Addressing an All Parliamentary Group for East Asian Business, Shiell explained that global business is often conducted at an all-too-superficial level. In order to combat that, Shiell and his team in London bring several hundred Chinese CEOs to the UK every year in small groups as part of CKGSB’s Global CEO program, with the aim of fostering deeper links between East and West – and making business more efficient as a result.
The assembled crowd heard how these Chinese executives want to create global brands, make acquisitions, form joint ventures and diversify investment portfolios, but they also realize the importance of finding the right western partners and building solid relationships. The perspectives of each side can stem from polar opposites, but, given time, Shiell believes that human interaction can bridge those gaps.
“How have we become who we are we today, what shaped us, and where are we headed? This is something CKGSB understands. Our Chinese clients are trying to make sense of the world and their place in it, while our UK clients are trying to make sense of the opportunities created by China’s economic rise. Whilst it is clear that the two sides are keen to work together, our observation is that both can struggle to develop the dual perspectives and understanding they need,” Shiell said.
But Shiell pointed to Huawei’s ability to integrate in the UK and Jaguar Land Rover’s success in accessing and serving Chinese consumers as prime examples of how true understanding can elevate a company above its rivals. Most often than not, the key is to think outside the box by applying a new and refreshing take on a familiar problem to become conversant across a range of models, mindsets and behaviors. But, unfortunately, many schools around the world today maintain the ‘business as usual’ mantra – and that no longer works.

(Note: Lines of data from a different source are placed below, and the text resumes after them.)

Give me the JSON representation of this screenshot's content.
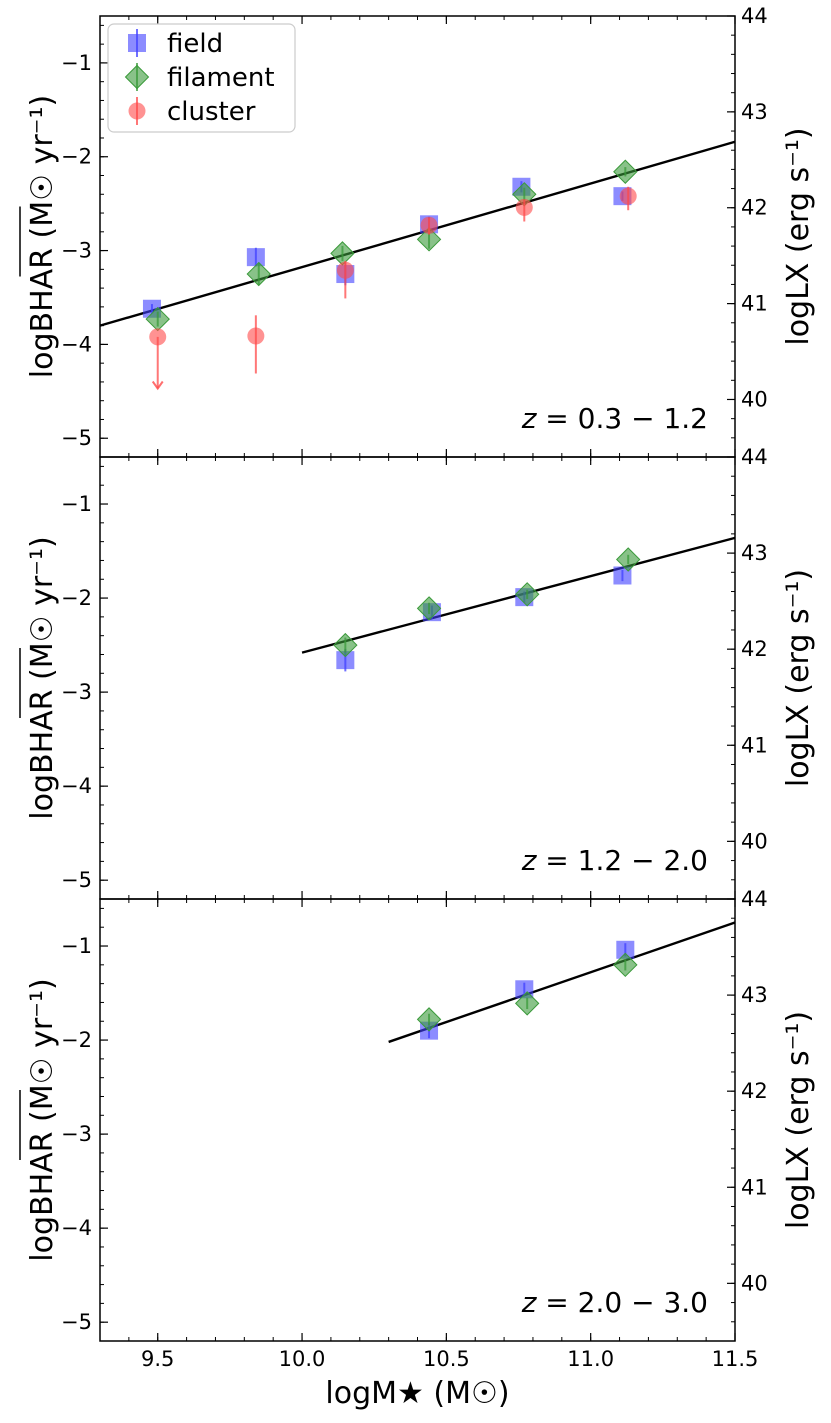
{
  "chart_data": {
    "type": "scatter",
    "xlabel": "logM★ (M☉)",
    "ylabel_left": "logBHAR (M☉ yr⁻¹)",
    "ylabel_right": "logLX (erg s⁻¹)",
    "xlim": [
      9.3,
      11.5
    ],
    "ylim": [
      -5.2,
      -0.5
    ],
    "ylim_right": [
      39.4,
      44.0
    ],
    "xticks": [
      9.5,
      10.0,
      10.5,
      11.0,
      11.5
    ],
    "xtick_labels": [
      "9.5",
      "10.0",
      "10.5",
      "11.0",
      "11.5"
    ],
    "yticks": [
      -1,
      -2,
      -3,
      -4,
      -5
    ],
    "ytick_labels": [
      "−1",
      "−2",
      "−3",
      "−4",
      "−5"
    ],
    "yticks_right": [
      40,
      41,
      42,
      43,
      44
    ],
    "ytick_right_labels": [
      "40",
      "41",
      "42",
      "43",
      "44"
    ],
    "legend": {
      "location": "top-left",
      "entries": [
        {
          "name": "field",
          "marker": "square",
          "color": "#4040ff"
        },
        {
          "name": "filament",
          "marker": "diamond",
          "color": "#3a9a3a"
        },
        {
          "name": "cluster",
          "marker": "circle",
          "color": "#ff4a4a"
        }
      ]
    },
    "panels": [
      {
        "label": "z = 0.3 − 1.2",
        "z_text": "0.3 − 1.2",
        "fit_line": {
          "x": [
            9.3,
            11.5
          ],
          "y": [
            -3.8,
            -1.84
          ]
        },
        "series": [
          {
            "name": "field",
            "x": [
              9.48,
              9.84,
              10.15,
              10.44,
              10.76,
              11.11
            ],
            "y": [
              -3.62,
              -3.07,
              -3.25,
              -2.72,
              -2.32,
              -2.42
            ],
            "yerr": [
              0.05,
              0.1,
              0.12,
              0.08,
              0.06,
              0.05
            ]
          },
          {
            "name": "filament",
            "x": [
              9.5,
              9.85,
              10.14,
              10.44,
              10.77,
              11.12
            ],
            "y": [
              -3.73,
              -3.25,
              -3.03,
              -2.88,
              -2.4,
              -2.16
            ],
            "yerr": [
              0.08,
              0.12,
              0.08,
              0.1,
              0.07,
              0.05
            ]
          },
          {
            "name": "cluster",
            "x": [
              9.5,
              9.84,
              10.15,
              10.44,
              10.77,
              11.13
            ],
            "y": [
              -3.92,
              -3.91,
              -3.21,
              -2.73,
              -2.54,
              -2.42
            ],
            "yerr_lo": [
              0.55,
              0.4,
              0.3,
              0.1,
              0.15,
              0.15
            ],
            "yerr_hi": [
              0.0,
              0.22,
              0.1,
              0.08,
              0.08,
              0.1
            ],
            "upper_limit": [
              true,
              false,
              false,
              false,
              false,
              false
            ]
          }
        ]
      },
      {
        "label": "z = 1.2 − 2.0",
        "z_text": "1.2 − 2.0",
        "fit_line": {
          "x": [
            10.0,
            11.5
          ],
          "y": [
            -2.58,
            -1.36
          ]
        },
        "series": [
          {
            "name": "field",
            "x": [
              10.15,
              10.45,
              10.77,
              11.11
            ],
            "y": [
              -2.66,
              -2.15,
              -1.99,
              -1.76
            ],
            "yerr": [
              0.12,
              0.07,
              0.06,
              0.06
            ]
          },
          {
            "name": "filament",
            "x": [
              10.15,
              10.44,
              10.78,
              11.13
            ],
            "y": [
              -2.5,
              -2.11,
              -1.96,
              -1.59
            ],
            "yerr": [
              0.08,
              0.06,
              0.05,
              0.05
            ]
          }
        ]
      },
      {
        "label": "z = 2.0 − 3.0",
        "z_text": "2.0 − 3.0",
        "fit_line": {
          "x": [
            10.3,
            11.5
          ],
          "y": [
            -2.02,
            -0.75
          ]
        },
        "series": [
          {
            "name": "field",
            "x": [
              10.44,
              10.77,
              11.12
            ],
            "y": [
              -1.9,
              -1.46,
              -1.04
            ],
            "yerr": [
              0.08,
              0.07,
              0.07
            ]
          },
          {
            "name": "filament",
            "x": [
              10.44,
              10.78,
              11.12
            ],
            "y": [
              -1.78,
              -1.61,
              -1.2
            ],
            "yerr": [
              0.06,
              0.06,
              0.06
            ]
          }
        ]
      }
    ]
  }
}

Nearly 90% of case studies used in business school teaching worldwide focus on western firms operating in the west, but as Shiell humorously pointed out, when it comes to understanding the leadership, strategic intent or management activities of Chinese counterparts, that is the equivalent of studying German in order to understand Arabic.
Shiell then explained CKGSB’s belief that the future of management education is not the amplification of dominant local thinking, but rather the exploration, adaption and integration of contradictory ideas. CKGSB’s upcoming Dual Executive MBA program with IMD in Switzerland – currently top of the FT global rankings will combine the best learning from East and West to do exactly that. Only by understanding both sides of the coin can Chinese and western executives deliver on the rich promise of future global partnerships.